In New Zealand, recognition of Māori leadership affirms that cultural continuity is not nostalgia; it is national strength. In Canada, Cree designers demonstrate that creativity rooted in ancestry can shape global aesthetics without surrendering meaning. In Nicaragua, the destruction of Bosawás exposes the catastrophic cost of ignoring Indigenous stewardship in the name of export economies.
In Australia, the Aboriginal Cultural Showcase proves that when Indigenous culture is resourced rather than tokenized, it flourishes. In Nepal, legal battles and protests reveal the consequences of development divorced from consent — and the promise of alternatives grounded in local knowledge.
What links these stories is not geography, but ethics. Indigenous communities consistently articulate a relational worldview: land as living system, leadership as service, creativity as inheritance, and progress as responsibility to future generations. Where institutions listen, resilience grows. Where they do not, conflict escalates.
This is not a cultural issue alone — it is a governance issue, an environmental issue, and a moral issue. Global systems continue to extract from Indigenous lands, knowledge, and labor while offering recognition, protection, or consent as afterthoughts. The result is predictable: biodiversity collapse, social unrest, and broken trust.

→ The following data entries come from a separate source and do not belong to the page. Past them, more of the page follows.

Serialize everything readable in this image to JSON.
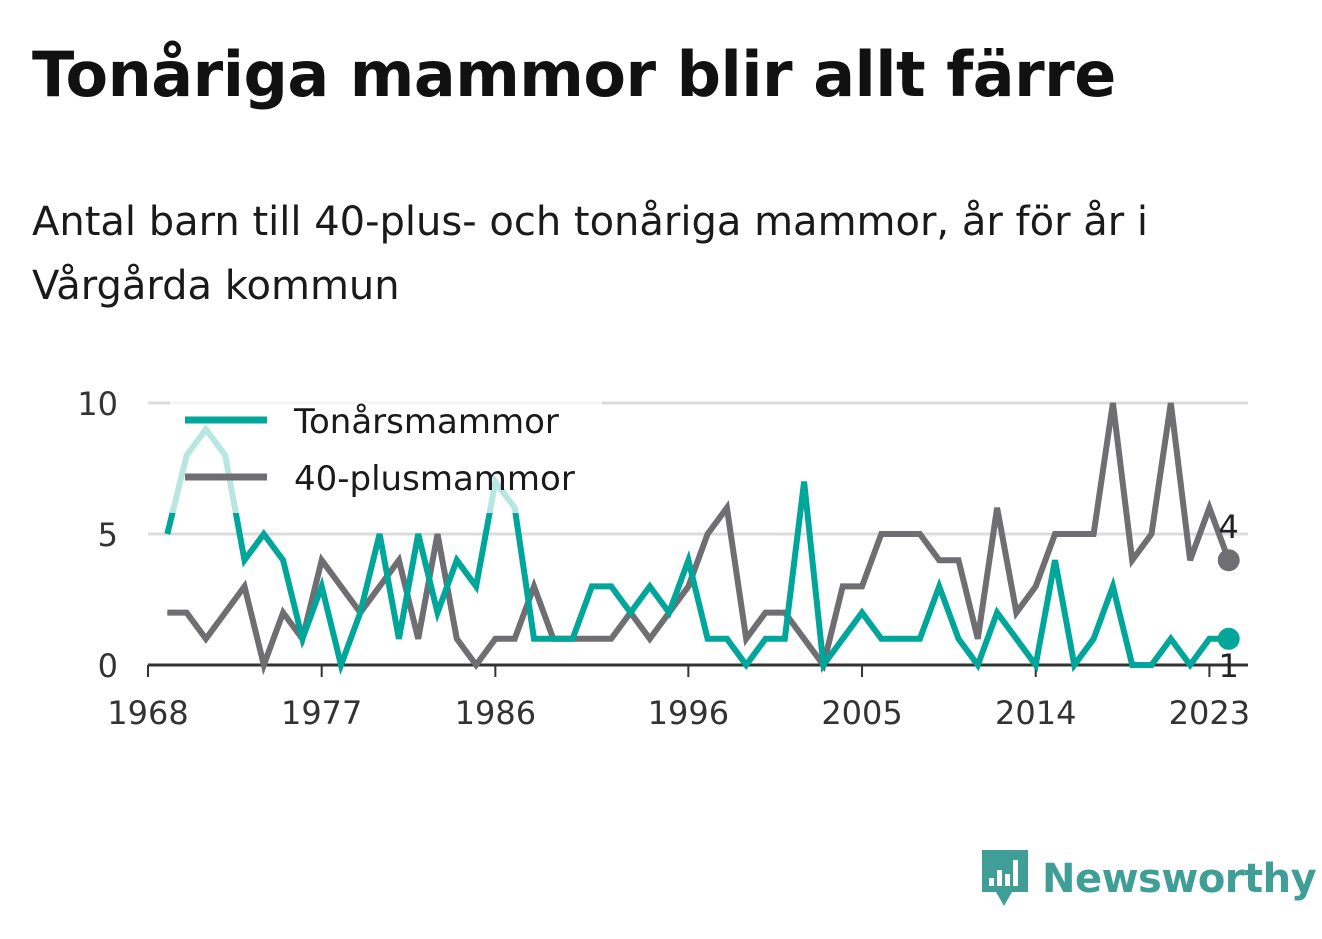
{
  "title": "Tonåriga mammor blir allt färre",
  "subtitle": "Antal barn till 40-plus- och tonåriga mammor, år för år i Vårgårda kommun",
  "brand": {
    "name": "Newsworthy",
    "color": "#3f9e95",
    "icon": "newsworthy-logo-icon"
  },
  "chart_data": {
    "type": "line",
    "x_ticks": [
      1968,
      1977,
      1986,
      1996,
      2005,
      2014,
      2023
    ],
    "y_ticks": [
      0,
      5,
      10
    ],
    "ylim": [
      0,
      10
    ],
    "xlim": [
      1968,
      2025
    ],
    "grid": true,
    "legend_position": "top-left",
    "x": [
      1969,
      1970,
      1971,
      1972,
      1973,
      1974,
      1975,
      1976,
      1977,
      1978,
      1979,
      1980,
      1981,
      1982,
      1983,
      1984,
      1985,
      1986,
      1987,
      1988,
      1989,
      1990,
      1991,
      1992,
      1993,
      1994,
      1995,
      1996,
      1997,
      1998,
      1999,
      2000,
      2001,
      2002,
      2003,
      2004,
      2005,
      2006,
      2007,
      2008,
      2009,
      2010,
      2011,
      2012,
      2013,
      2014,
      2015,
      2016,
      2017,
      2018,
      2019,
      2020,
      2021,
      2022,
      2023,
      2024
    ],
    "series": [
      {
        "name": "Tonårsmammor",
        "color": "#00a69a",
        "values": [
          5,
          8,
          9,
          8,
          4,
          5,
          4,
          1,
          3,
          0,
          2,
          5,
          1,
          5,
          2,
          4,
          3,
          7,
          6,
          1,
          1,
          1,
          3,
          3,
          2,
          3,
          2,
          4,
          1,
          1,
          0,
          1,
          1,
          7,
          0,
          1,
          2,
          1,
          1,
          1,
          3,
          1,
          0,
          2,
          1,
          0,
          4,
          0,
          1,
          3,
          0,
          0,
          1,
          0,
          1,
          1
        ],
        "end_label": "1"
      },
      {
        "name": "40-plusmammor",
        "color": "#6e6e73",
        "values": [
          2,
          2,
          1,
          2,
          3,
          0,
          2,
          1,
          4,
          3,
          2,
          3,
          4,
          1,
          5,
          1,
          0,
          1,
          1,
          3,
          1,
          1,
          1,
          1,
          2,
          1,
          2,
          3,
          5,
          6,
          1,
          2,
          2,
          1,
          0,
          3,
          3,
          5,
          5,
          5,
          4,
          4,
          1,
          6,
          2,
          3,
          5,
          5,
          5,
          10,
          4,
          5,
          10,
          4,
          6,
          4
        ],
        "end_label": "4"
      }
    ]
  }
}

Yet these stories also show pathways forward. Honor can be collective rather than symbolic. Fashion can carry memory without fossilizing it. Conservation can succeed when Indigenous peoples lead. Development can regenerate rather than dispossess.
The question facing governments, corporations, and global institutions is no longer whether Indigenous voices matter. That has been answered repeatedly. The real question is whether power is willing to change its behavior accordingly.
History will remember not only who spoke, but who listened — and who refused to.